In April 2023, drawing on Poland’s experience and others, Finland decided to build a barrier along about 200 km of its 1,300 km border with Russia, which had been de facto controlled by Russian services in earlier years. This is intended to make it easier to protect the area, without involving significant human resources.

Estonia’s Response

Although Estonia has not been subjected to long-term migration pressure from Russia, fearing an experience similar to Poland, Lithuania, and Latvia, back in 2022, Estonia took measures to increase border protection and started building a barrier along the entire 340 km land border with Russia. The Estonian Armed Forces also supported Poland in the initial stage of building a barrier on the border with Belarus. In August 2023, Estonia announced the expansion of the electronic surveillance system on the Narva River on the border with Russia. Six digital cameras and radar points are to be installed and the number of surveillance points is to be increased to 15.
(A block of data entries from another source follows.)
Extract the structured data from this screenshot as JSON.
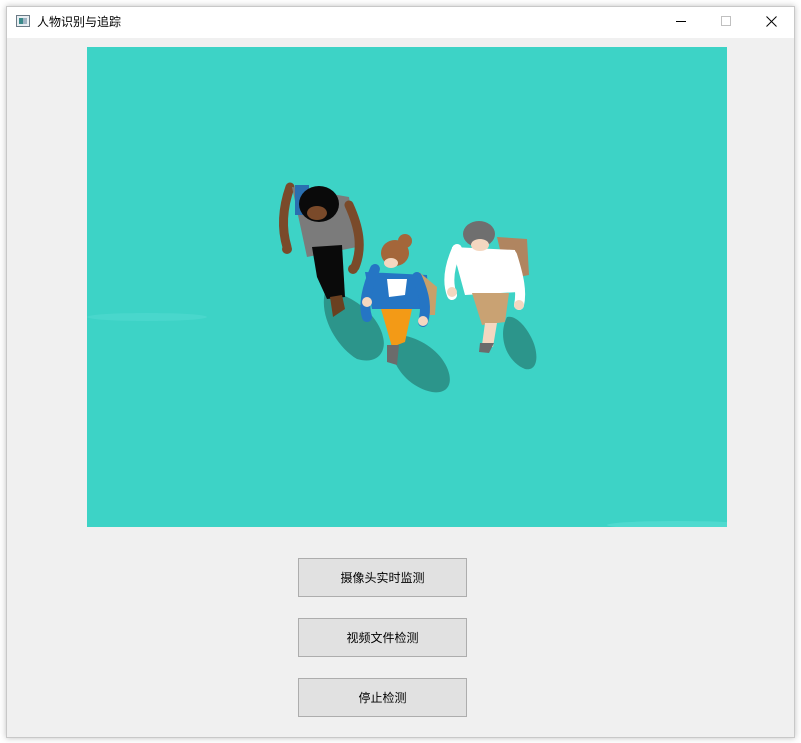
{
  "window": {
    "title": "人物识别与追踪",
    "icon": "app-window-icon",
    "controls": [
      "minimize-icon",
      "maximize-icon",
      "close-icon"
    ]
  },
  "display": {
    "content": "illustration of three people walking, top-down view",
    "background_color": "#3dd3c6"
  },
  "buttons": {
    "camera_label": "摄像头实时监测",
    "video_label": "视频文件检测",
    "stop_label": "停止检测"
  }
}
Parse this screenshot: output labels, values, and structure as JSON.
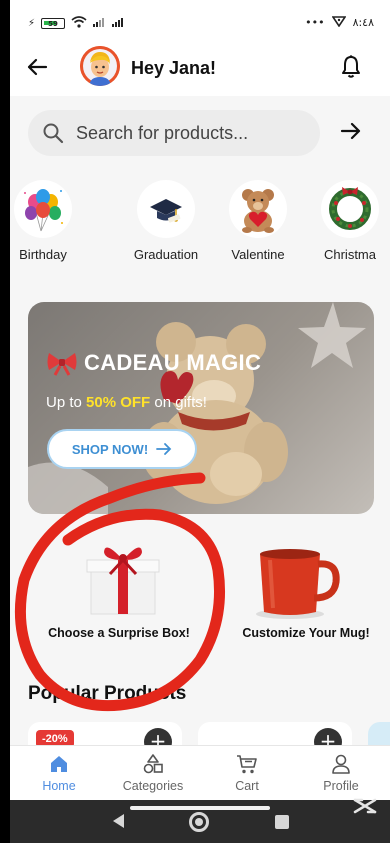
{
  "statusbar": {
    "battery": "59",
    "time_right": "٨:٤٨",
    "dots": "•••"
  },
  "header": {
    "greeting": "Hey Jana!",
    "icons": [
      "back-arrow-icon",
      "avatar",
      "bell-icon"
    ]
  },
  "search": {
    "placeholder": "Search for products..."
  },
  "categories": [
    {
      "label": "Birthday",
      "icon": "balloons"
    },
    {
      "label": "Graduation",
      "icon": "graduation-cap"
    },
    {
      "label": "Valentine",
      "icon": "teddy-bear"
    },
    {
      "label": "Christma",
      "icon": "wreath"
    }
  ],
  "banner": {
    "title": "CADEAU MAGIC",
    "sub_prefix": "Up to ",
    "sub_highlight": "50% OFF",
    "sub_suffix": " on gifts!",
    "button": "SHOP NOW!"
  },
  "promos": [
    {
      "label": "Choose a Surprise Box!",
      "icon": "gift-box"
    },
    {
      "label": "Customize Your Mug!",
      "icon": "mug"
    }
  ],
  "popular": {
    "title": "Popular Products",
    "discount": "-20%",
    "add": "+"
  },
  "nav": [
    {
      "label": "Home",
      "active": true
    },
    {
      "label": "Categories",
      "active": false
    },
    {
      "label": "Cart",
      "active": false
    },
    {
      "label": "Profile",
      "active": false
    }
  ],
  "colors": {
    "accent": "#4f8de0",
    "highlight": "#ffe22a",
    "discount": "#e53935",
    "scribble": "#e3271b"
  }
}
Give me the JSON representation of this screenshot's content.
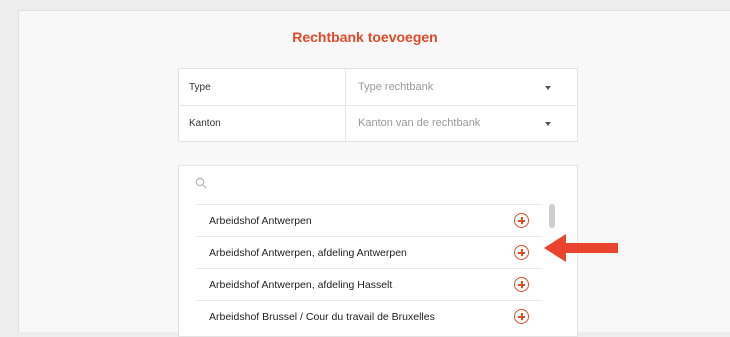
{
  "dialog": {
    "title": "Rechtbank toevoegen"
  },
  "form": {
    "type_label": "Type",
    "type_placeholder": "Type rechtbank",
    "canton_label": "Kanton",
    "canton_placeholder": "Kanton van de rechtbank"
  },
  "list": {
    "search_placeholder": "",
    "items": [
      {
        "label": "Arbeidshof Antwerpen"
      },
      {
        "label": "Arbeidshof Antwerpen, afdeling Antwerpen"
      },
      {
        "label": "Arbeidshof Antwerpen, afdeling Hasselt"
      },
      {
        "label": "Arbeidshof Brussel / Cour du travail de Bruxelles"
      }
    ]
  },
  "colors": {
    "accent": "#e04a2b",
    "arrow": "#e8452c"
  },
  "icons": {
    "search": "search-icon",
    "add": "plus-circle-icon",
    "caret": "chevron-down-icon",
    "pointer": "arrow-left-icon"
  }
}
Unlike Finland, Estonia did not decide to close the border, fearing too great an economic cost on transit routes to, among others, Central Asian countries. Keeping the crossings open also allows Ukrainian refugees from Russian-occupied areas to leave for EU countries. The Estonian authorities also did not want to provoke an increase in public fears of possible Russian aggression. Estonia also lacks the capacity to maintain border integrity without the use of its Armed Forces, and even then, there are too few of them (about 4,000 soldiers of the Land Forces) to not be adversely affected by the other tasks they must carry out.

Conclusions and Perspectives

Through hybrid actions like the instrumentalisation of migration, Russia aims to deepen the polarisation and radicalisation of societies in NATO countries. Failure to respond to such actions will encourage the Russian government to continue the pressure. Promptness of action and a demonstration of determination to defend borders, including the threat of complete closure, will be key to deterring Russia (and Belarus) from applying migration pressure and in limiting the negative effects of it. This requires NATO countries to develop principles for joint responses to hybrid actions, including the instrumentalisation of migration, at both the political and military levels. It would be worthwhile for NATO to consider including hybrid actions involving the instrumentalisation of migration against Eastern Flank states by Russia and Belarus in its manoeuvre scenarios, which would demonstrate its readiness to defend the Eastern Flank against such threats as well.
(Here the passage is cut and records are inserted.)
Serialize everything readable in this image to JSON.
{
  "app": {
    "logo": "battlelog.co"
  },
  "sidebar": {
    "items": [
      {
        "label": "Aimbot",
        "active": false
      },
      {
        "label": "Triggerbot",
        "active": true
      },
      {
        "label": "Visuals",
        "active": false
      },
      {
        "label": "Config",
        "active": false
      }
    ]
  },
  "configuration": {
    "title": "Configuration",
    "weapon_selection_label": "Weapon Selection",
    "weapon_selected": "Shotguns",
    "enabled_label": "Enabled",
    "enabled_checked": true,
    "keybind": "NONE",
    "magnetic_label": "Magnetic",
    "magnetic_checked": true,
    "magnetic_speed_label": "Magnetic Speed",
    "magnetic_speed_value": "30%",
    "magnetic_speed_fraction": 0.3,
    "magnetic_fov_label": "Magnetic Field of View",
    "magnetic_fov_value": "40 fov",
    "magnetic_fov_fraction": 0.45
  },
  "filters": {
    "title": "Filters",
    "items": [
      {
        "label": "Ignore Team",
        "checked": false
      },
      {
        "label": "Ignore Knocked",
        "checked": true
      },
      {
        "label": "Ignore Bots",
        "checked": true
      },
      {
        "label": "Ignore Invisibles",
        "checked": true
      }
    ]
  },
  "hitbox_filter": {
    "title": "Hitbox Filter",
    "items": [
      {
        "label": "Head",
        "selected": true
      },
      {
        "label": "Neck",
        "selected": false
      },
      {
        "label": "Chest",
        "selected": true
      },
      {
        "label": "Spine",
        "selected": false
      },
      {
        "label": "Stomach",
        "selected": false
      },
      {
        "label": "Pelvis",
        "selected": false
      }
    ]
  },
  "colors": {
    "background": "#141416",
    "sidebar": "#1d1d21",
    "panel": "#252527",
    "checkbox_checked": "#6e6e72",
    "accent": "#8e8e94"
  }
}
At the same time, it would be worthwhile for NATO countries to expand intelligence and counterintelligence cooperation, including monitoring the activities of Russian private military companies involved in the recruitment and smuggling of migrants to Europe. Coordinated information campaigns targeting the populations of the countries from which most migrants attempting to cross the border illegally, would also be helpful. These should emphasise the dangers involved, but also point to the possibilities of taking legal steps to migrate.
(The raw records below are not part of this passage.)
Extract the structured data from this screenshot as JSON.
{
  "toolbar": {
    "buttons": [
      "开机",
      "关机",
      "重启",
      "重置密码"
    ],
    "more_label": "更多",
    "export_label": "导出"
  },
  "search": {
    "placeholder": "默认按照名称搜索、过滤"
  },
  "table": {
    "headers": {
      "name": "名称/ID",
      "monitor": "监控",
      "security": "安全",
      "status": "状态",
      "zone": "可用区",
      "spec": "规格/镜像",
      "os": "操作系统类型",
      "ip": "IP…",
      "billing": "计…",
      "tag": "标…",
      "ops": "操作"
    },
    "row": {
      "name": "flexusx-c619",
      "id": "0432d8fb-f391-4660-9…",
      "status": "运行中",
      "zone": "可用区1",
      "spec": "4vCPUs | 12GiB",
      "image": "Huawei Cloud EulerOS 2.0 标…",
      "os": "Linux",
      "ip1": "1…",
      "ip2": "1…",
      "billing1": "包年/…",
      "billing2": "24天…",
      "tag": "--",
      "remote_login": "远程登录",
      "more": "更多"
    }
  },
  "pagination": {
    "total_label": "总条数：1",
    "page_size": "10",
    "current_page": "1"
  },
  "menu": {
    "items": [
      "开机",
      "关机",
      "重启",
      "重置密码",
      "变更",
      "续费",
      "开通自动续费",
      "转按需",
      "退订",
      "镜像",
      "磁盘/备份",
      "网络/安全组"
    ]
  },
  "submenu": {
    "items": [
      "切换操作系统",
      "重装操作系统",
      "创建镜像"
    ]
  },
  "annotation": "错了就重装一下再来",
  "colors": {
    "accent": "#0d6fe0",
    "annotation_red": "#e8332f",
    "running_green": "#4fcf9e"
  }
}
The flank states could also organise national exercises with allies that face similar challenges. It also would be important for them to develop a common approach to such threats involving, among other things, strengthening border protection based on sharing experience and conducting strategic communication towards Russia.

NATO and EU countries should consider introducing a common system of visual identification carried out at the external border and at airports, in accordance with human rights standards. This would, among other things, prevent the use of an altered identity in an attempt to re-enter EU and NATO countries. It also would facilitate the identification of persons applying for international protection who lack documents.